El segundo conjunto de comparaciones aborda el análisis de las diferencias entre los tres tipos de función dentro de cada grupo. Si bien el orden de las distribuciones es equivalente en los dos grupos (proposicionales > modales > estructurales), el alcance de las diferencias entre los tipos de función puede ser diferente. En cuanto al grupo ESO, los resultados indican una proporción significativamente mayor de marcadores proposicionales en comparación con la proporción de estructurales (t = 20,63, p < 0,001) y de modales (t = 16,87, p < 0,001); en cambio, la comparación entre los dos tipos de marcadores no obligatorios (modales y estructurales) no arroja diferencias significativas (t = 1,64, p = 0,305) y las comparaciones en los textos de los universitarios generan resultados similares. También aquí la proporción de marcadores proposicionales resulta significativamente superior a la de estructurales (t = 16,60, p < 0,001) y de modales (t = 12,66, p < 0,001). No obstante, la proporción de marcas de conexión modales es en este grupo significativamente mayor que la de estructurales (t = 2,73, p = 0,022), aunque esta diferencia, a pesar de alcanzar nivel de significación estadística, resulta menos contundente teniendo en cuenta el valor del estadístico asociado. Así, en el grupo de universitarios, y a diferencia del grupo de secundaria, los marcadores modales tienen una presencia ligeramente superior a los estructurales. La función estructural es, pues, la menos frecuente en los textos analizados para los dos grupos.

Discusión

Para caracterizar cómo tiene lugar la conexión intra e interoracional en los textos analíticos escritos por hablantes de catalán y esbozar un cuadro aproximado del desarrollo que experimentan los estudiantes de secundaria en su tránsito a los estudios universitarios, examinamos las diferencias entre ambos grupos considerando estas marcas de conexión tanto según su forma como según la función discursiva que desempeñan.

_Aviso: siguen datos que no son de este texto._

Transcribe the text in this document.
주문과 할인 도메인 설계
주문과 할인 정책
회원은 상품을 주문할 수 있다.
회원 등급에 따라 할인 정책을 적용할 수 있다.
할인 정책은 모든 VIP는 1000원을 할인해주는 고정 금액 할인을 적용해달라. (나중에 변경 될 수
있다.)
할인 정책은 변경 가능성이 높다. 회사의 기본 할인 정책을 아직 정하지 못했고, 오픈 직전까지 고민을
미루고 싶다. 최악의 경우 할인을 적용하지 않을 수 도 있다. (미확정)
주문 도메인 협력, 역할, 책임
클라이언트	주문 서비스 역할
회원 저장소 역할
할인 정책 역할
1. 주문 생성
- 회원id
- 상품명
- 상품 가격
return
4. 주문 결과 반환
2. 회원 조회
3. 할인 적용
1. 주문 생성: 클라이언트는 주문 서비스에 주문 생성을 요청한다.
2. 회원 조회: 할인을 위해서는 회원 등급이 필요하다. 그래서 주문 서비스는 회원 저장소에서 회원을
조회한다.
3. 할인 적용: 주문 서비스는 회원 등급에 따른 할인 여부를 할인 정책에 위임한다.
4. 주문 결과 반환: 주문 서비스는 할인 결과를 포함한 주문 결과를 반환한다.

En líneas generales, los participantes del grupo de universitarios producen textos significativamente más extensos que los del grupo de secundaria. Este resultado, atestiguado en estudios previos sobre diferentes lenguas, supone evidencia adicional de que la productividad, entendida también en estudios previos como la cantidad de texto producido, es un indicador de desarrollo evolutivo/académico y de calidad textual (Berman & Nir-Sagiv, 2007; Crossley & McNamara, 2010; Salas, Llauradó, Castillo, Taulé & Martí, 2016). La capacidad de producir textos más extensos parece ser prerrequisito para, por ejemplo, desarrollar temas y argumentos de un modo más preciso por medio de oraciones adverbiales que introducen justificaciones y causas, aclaraciones o ejemplos con los que sostener la argumentación (Aparici et al., 2021; González Manzanero & Rosado, en prensa).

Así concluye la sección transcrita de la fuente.